What happened

Satellite-TV broadcasting might be a struggling industry, but on Tuesday, a flag-bearer for that business saw a nice little pop in its share price. That company is Dish Network (DISH), which simultaneously published its latest set of quarterly results and announced a major merger. This got investors excited enough to send the company's share price nearly 10% higher on the day. 

So what

Dish Network's second-quarter figures weren't impressive, but at the same time they weren't disappointing. The company booked revenue of $3.91 billion for the period, which was down from the $4.21 billion in the second quarter of 2022. A steeper decline was recorded on the bottom line: a profit of just over $200 million ($0.31 per share), against the year-ago surplus of almost $523 million.

But this was largely anticipated by analysts, as those headline numbers were broadly in line with their consensus estimates.

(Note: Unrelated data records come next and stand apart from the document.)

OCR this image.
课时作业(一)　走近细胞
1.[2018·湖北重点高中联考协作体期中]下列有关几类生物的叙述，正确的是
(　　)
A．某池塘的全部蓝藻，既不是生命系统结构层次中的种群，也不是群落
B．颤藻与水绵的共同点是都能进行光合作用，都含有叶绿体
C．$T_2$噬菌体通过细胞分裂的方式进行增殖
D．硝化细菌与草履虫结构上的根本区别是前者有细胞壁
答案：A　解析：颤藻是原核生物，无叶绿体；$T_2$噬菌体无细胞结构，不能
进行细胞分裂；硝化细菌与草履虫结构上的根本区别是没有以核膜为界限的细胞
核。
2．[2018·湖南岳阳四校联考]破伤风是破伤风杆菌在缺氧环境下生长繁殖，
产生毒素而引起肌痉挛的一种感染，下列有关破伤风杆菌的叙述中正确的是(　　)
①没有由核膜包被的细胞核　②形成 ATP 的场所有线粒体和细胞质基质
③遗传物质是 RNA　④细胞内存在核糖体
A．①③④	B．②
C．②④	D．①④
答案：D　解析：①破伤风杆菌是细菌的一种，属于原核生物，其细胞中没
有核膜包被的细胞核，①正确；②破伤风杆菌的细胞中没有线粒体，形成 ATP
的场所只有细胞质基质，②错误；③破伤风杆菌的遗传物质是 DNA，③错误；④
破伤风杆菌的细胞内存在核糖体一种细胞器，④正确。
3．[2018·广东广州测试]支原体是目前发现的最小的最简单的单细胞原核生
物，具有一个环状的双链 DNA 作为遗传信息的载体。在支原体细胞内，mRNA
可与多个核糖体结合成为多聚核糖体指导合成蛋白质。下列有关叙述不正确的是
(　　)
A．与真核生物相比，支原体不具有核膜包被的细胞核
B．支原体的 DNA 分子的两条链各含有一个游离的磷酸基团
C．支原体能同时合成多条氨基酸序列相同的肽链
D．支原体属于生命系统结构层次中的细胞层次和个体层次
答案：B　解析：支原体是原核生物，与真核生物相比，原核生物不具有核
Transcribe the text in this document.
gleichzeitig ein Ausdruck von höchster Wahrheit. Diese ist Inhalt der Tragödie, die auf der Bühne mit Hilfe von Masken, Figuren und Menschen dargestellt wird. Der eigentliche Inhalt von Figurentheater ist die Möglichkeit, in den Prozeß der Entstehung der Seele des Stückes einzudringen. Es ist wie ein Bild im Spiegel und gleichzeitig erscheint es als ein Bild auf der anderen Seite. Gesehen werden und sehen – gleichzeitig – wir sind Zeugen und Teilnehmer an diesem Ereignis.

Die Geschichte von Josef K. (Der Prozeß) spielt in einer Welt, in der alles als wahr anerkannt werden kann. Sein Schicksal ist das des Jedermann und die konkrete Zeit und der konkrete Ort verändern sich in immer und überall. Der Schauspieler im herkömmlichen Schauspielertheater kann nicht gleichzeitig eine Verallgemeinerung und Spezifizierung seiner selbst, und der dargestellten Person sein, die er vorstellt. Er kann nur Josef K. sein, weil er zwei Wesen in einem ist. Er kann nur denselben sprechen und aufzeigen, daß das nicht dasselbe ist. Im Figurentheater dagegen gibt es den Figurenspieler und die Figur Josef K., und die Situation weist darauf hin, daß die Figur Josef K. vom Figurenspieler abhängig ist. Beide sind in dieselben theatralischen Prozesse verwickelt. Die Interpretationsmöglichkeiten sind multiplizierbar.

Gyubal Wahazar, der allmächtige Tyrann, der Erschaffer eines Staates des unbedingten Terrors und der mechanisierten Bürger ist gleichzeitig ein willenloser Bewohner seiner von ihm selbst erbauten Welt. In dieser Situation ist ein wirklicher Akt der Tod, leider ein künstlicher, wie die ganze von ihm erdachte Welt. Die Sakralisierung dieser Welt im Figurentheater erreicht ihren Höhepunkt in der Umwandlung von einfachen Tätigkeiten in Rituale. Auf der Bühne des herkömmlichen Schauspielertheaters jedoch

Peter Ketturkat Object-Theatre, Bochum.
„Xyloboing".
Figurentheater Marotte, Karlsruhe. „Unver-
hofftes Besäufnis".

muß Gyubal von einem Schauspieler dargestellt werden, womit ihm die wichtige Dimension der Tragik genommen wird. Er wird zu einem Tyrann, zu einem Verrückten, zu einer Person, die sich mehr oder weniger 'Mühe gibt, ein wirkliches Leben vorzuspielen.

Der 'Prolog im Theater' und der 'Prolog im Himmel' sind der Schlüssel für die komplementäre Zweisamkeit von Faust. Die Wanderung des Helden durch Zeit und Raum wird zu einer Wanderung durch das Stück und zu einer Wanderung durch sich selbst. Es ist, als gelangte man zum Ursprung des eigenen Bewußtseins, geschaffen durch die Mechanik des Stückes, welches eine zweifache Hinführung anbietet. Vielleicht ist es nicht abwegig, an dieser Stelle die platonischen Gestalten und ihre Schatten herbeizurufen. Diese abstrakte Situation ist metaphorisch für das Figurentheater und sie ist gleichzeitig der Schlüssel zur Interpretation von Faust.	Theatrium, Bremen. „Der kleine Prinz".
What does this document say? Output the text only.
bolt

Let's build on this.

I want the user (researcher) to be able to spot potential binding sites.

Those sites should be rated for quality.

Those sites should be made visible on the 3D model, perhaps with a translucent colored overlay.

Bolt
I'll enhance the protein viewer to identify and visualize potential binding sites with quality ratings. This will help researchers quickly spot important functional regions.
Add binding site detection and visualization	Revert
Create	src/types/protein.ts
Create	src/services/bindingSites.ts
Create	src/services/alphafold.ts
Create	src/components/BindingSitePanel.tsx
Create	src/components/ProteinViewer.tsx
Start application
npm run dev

Customer numbers were down across the board for the company. Its pay-TV subscriber count fell to 8.9 million from the year-ago tally of almost 10 million. Ditto for Dish TV satellite customers (down to 6.9 million from 7.6 million), clients of the Sling TV streaming service (2 million from nearly 2.2 million), and Boost Mobile users (7.7 million from almost 7.9 million).

Now what

It wasn't those results that got investors excited. Rather, they're looking forward to that merger, which will see Dish Network join forces with satellite services and communications company EchoStar (SATS -0.12%). The all-stock deal will see EchoStar investors receive 2.85 shares of Dish Network class A common stock for each EchoStar share they currently own.  

When completed, current Dish Network stockholders will hold around 69% of the combined entity. The deal has been approved by the boards of both companies. It is subject to a vote by EchoStar and Dish Network shareholders, and approval from the relevant regulatory bodies.